- Oposição compartilha vídeos gerados por IA que criticam Lula, Janja e o ministro Dias Toffoli, vinculados ao desfile da Acadêmicos de Niterói no Carnaval.
- Desfiles “fake” simulam casos de corrupção como mensalão, escândalo do banco Master e fraude do INSS; vídeos foram divulgados por Romeu Zema e Gustavo Gayer.
- PL, aliado de Bolsonaro, lança sátira chamada “O samba de Janja”, apresentando Lula, Haddad e críticas à primeira-dama com referências a viagens.
- Toffoli é retratado de forma irônica em carro abre-alas da escola fictícia Tayayá; material comenta queda de relatoria no caso Master.
- O Tribunal Superior Eleitoral não proibiu o desfile nem a transmissão, mas enfatizou que a festa não pode favorecer ilícitos eleitorais.
A Acadêmicos de Niterói vai desfilar amanhã na Sapucaí, com um enredo que relembra a infância de Lula no sertão de Pernambuco e destaca vitórias políticas.
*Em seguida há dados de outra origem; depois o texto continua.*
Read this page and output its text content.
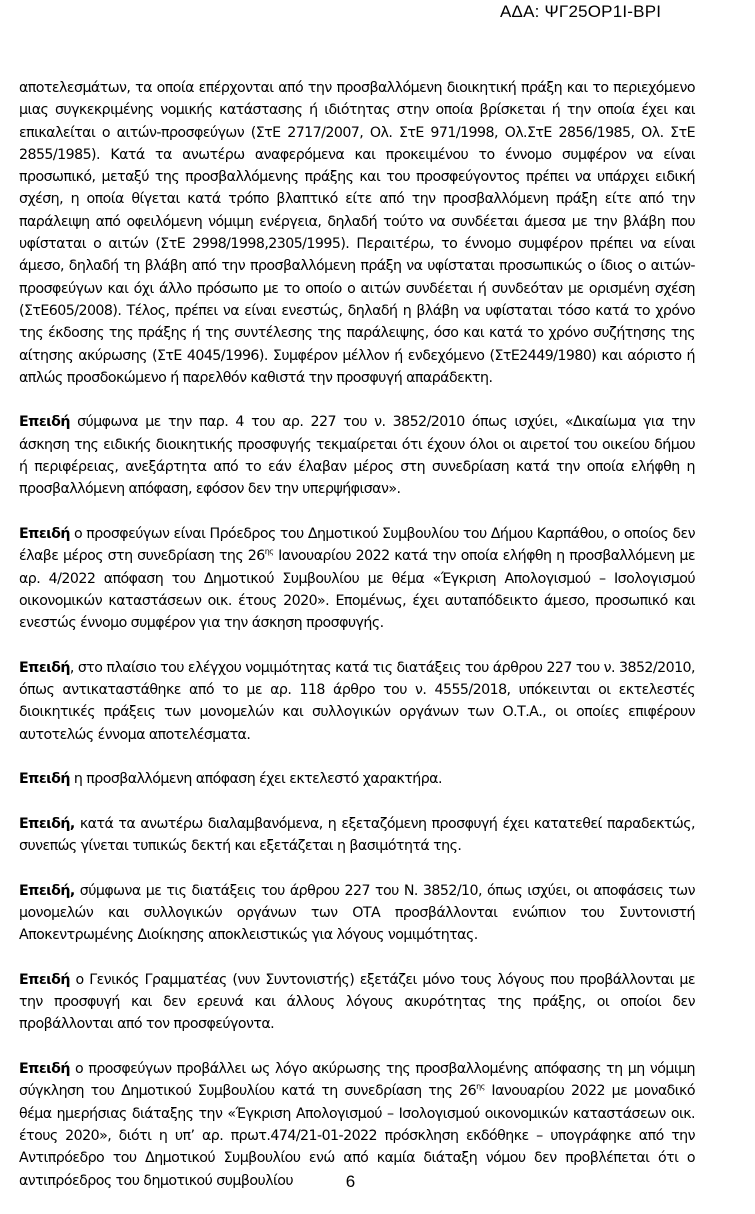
ΑΔΑ: ΨΓ25ΟΡ1Ι-ΒΡΙ

αποτελεσμάτων, τα οποία επέρχονται από την προσβαλλόμενη διοικητική πράξη και το περιεχόμενο μιας συγκεκριμένης νομικής κατάστασης ή ιδιότητας στην οποία βρίσκεται ή την οποία έχει και επικαλείται ο αιτών-προσφεύγων (ΣτΕ 2717/2007, Ολ. ΣτΕ 971/1998, Ολ.ΣτΕ 2856/1985, Ολ. ΣτΕ 2855/1985). Κατά τα ανωτέρω αναφερόμενα και προκειμένου το έννομο συμφέρον να είναι προσωπικό, μεταξύ της προσβαλλόμενης πράξης και του προσφεύγοντος πρέπει να υπάρχει ειδική σχέση, η οποία θίγεται κατά τρόπο βλαπτικό είτε από την προσβαλλόμενη πράξη είτε από την παράλειψη από οφειλόμενη νόμιμη ενέργεια, δηλαδή τούτο να συνδέεται άμεσα με την βλάβη που υφίσταται ο αιτών (ΣτΕ 2998/1998,2305/1995). Περαιτέρω, το έννομο συμφέρον πρέπει να είναι άμεσο, δηλαδή τη βλάβη από την προσβαλλόμενη πράξη να υφίσταται προσωπικώς ο ίδιος ο αιτών-προσφεύγων και όχι άλλο πρόσωπο με το οποίο ο αιτών συνδέεται ή συνδεόταν με ορισμένη σχέση (ΣτΕ605/2008). Τέλος, πρέπει να είναι ενεστώς, δηλαδή η βλάβη να υφίσταται τόσο κατά το χρόνο της έκδοσης της πράξης ή της συντέλεσης της παράλειψης, όσο και κατά το χρόνο συζήτησης της αίτησης ακύρωσης (ΣτΕ 4045/1996). Συμφέρον μέλλον ή ενδεχόμενο (ΣτΕ2449/1980) και αόριστο ή απλώς προσδοκώμενο ή παρελθόν καθιστά την προσφυγή απαράδεκτη.

Επειδή σύμφωνα με την παρ. 4 του αρ. 227 του ν. 3852/2010 όπως ισχύει, «Δικαίωμα για την άσκηση της ειδικής διοικητικής προσφυγής τεκμαίρεται ότι έχουν όλοι οι αιρετοί του οικείου δήμου ή περιφέρειας, ανεξάρτητα από το εάν έλαβαν μέρος στη συνεδρίαση κατά την οποία ελήφθη η προσβαλλόμενη απόφαση, εφόσον δεν την υπερψήφισαν».

Επειδή ο προσφεύγων είναι Πρόεδρος του Δημοτικού Συμβουλίου του Δήμου Καρπάθου, ο οποίος δεν έλαβε μέρος στη συνεδρίαση της $26^{\eta\varsigma}$ Ιανουαρίου 2022 κατά την οποία ελήφθη η προσβαλλόμενη με αρ. 4/2022 απόφαση του Δημοτικού Συμβουλίου με θέμα «Έγκριση Απολογισμού – Ισολογισμού οικονομικών καταστάσεων οικ. έτους 2020». Επομένως, έχει αυταπόδεικτο άμεσο, προσωπικό και ενεστώς έννομο συμφέρον για την άσκηση προσφυγής.

Επειδή, στο πλαίσιο του ελέγχου νομιμότητας κατά τις διατάξεις του άρθρου 227 του ν. 3852/2010, όπως αντικαταστάθηκε από το με αρ. 118 άρθρο του ν. 4555/2018, υπόκεινται οι εκτελεστές διοικητικές πράξεις των μονομελών και συλλογικών οργάνων των Ο.Τ.Α., οι οποίες επιφέρουν αυτοτελώς έννομα αποτελέσματα.

Επειδή η προσβαλλόμενη απόφαση έχει εκτελεστό χαρακτήρα.

Επειδή, κατά τα ανωτέρω διαλαμβανόμενα, η εξεταζόμενη προσφυγή έχει κατατεθεί παραδεκτώς, συνεπώς γίνεται τυπικώς δεκτή και εξετάζεται η βασιμότητά της.

Επειδή, σύμφωνα με τις διατάξεις του άρθρου 227 του Ν. 3852/10, όπως ισχύει, οι αποφάσεις των μονομελών και συλλογικών οργάνων των ΟΤΑ προσβάλλονται ενώπιον του Συντονιστή Αποκεντρωμένης Διοίκησης αποκλειστικώς για λόγους νομιμότητας.

Επειδή ο Γενικός Γραμματέας (νυν Συντονιστής) εξετάζει μόνο τους λόγους που προβάλλονται με την προσφυγή και δεν ερευνά και άλλους λόγους ακυρότητας της πράξης, οι οποίοι δεν προβάλλονται από τον προσφεύγοντα.

Επειδή ο προσφεύγων προβάλλει ως λόγο ακύρωσης της προσβαλλομένης απόφασης τη μη νόμιμη σύγκληση του Δημοτικού Συμβουλίου κατά τη συνεδρίαση της $26^{\eta\varsigma}$ Ιανουαρίου 2022 με μοναδικό θέμα ημερήσιας διάταξης την «Έγκριση Απολογισμού – Ισολογισμού οικονομικών καταστάσεων οικ. έτους 2020», διότι η υπ’ αρ. πρωτ.474/21-01-2022 πρόσκληση εκδόθηκε – υπογράφηκε από την Αντιπρόεδρο του Δημοτικού Συμβουλίου ενώ από καμία διάταξη νόμου δεν προβλέπεται ότι ο αντιπρόεδρος του δημοτικού συμβουλίου	6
A apresentação gerou controvérsia ao integrar vídeos gerados por inteligência artificial que criticam o petista e pessoas associadas, difundidos pela oposição.
Desfiles em IA usados para criticar Lula, Janja e Toffoli ganharam tração nas redes. Material compartilhado por Romeu Zema, governador de Minas, e por Gustavo Gayer, deputado federal do PL, simula uma escola de samba cantando casos de corrupção atribuídos ao PT e exige explicações ao presidente.
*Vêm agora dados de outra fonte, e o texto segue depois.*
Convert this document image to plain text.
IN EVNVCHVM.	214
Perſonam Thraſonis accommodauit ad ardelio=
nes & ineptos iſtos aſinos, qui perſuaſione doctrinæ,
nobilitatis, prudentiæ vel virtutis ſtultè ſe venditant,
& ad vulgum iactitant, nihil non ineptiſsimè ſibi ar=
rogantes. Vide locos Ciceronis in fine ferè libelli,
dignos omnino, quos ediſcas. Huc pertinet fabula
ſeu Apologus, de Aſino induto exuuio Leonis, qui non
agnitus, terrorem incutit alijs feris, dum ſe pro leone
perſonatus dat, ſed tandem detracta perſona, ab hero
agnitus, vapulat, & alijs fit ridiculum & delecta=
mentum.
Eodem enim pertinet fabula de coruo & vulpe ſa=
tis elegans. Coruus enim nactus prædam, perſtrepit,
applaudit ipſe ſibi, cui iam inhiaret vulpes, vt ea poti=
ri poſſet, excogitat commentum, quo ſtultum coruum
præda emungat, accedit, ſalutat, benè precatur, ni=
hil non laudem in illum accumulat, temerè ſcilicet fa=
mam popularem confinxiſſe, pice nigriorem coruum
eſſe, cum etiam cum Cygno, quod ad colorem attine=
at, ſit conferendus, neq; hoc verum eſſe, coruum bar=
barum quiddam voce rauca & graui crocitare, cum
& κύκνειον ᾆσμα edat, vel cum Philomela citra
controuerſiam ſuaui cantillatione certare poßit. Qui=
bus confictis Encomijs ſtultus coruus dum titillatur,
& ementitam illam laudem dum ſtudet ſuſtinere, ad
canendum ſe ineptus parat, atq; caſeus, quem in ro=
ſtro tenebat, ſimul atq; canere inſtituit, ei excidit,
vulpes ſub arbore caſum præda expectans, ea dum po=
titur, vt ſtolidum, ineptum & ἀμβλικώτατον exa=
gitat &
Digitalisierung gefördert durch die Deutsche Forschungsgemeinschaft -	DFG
O conteúdo em IA aponta Lula, Janja e Haddad, com sátiras e referências a temas como mensalão, escândalos financeiros e suposta fraude no INSS. Também traz uma montagem que chega a retratar Toffoli, associando-o a um carro abre-alas em tom irônico.
A oposição tentou impedir a transmissão do desfile pela televisão e, ao mesmo tempo, criticou a escolha temática da escola. Parte das críticas questionou o uso do espaço público e a proteção de limites éticos em manifestações de carnaval.
O TSE rebateu as acusações de uso indevido do espaço eleitoral, mas pediu cautela. A presidente Carmen Lúcia declarou que a rejeição de ações não significa aval para abusos, destacando que o Carnaval não pode servir de fresta para ilícitos eleitorais.
Entre os elementos do enredo, a letra faz provocações ao bolsonarismo e menciona potenciais desgastes políticos. A composição enfatiza a trajetória de Lula, suas origens e conquistas, sem, no entanto, deixar de abordar críticas já associadas ao tema político.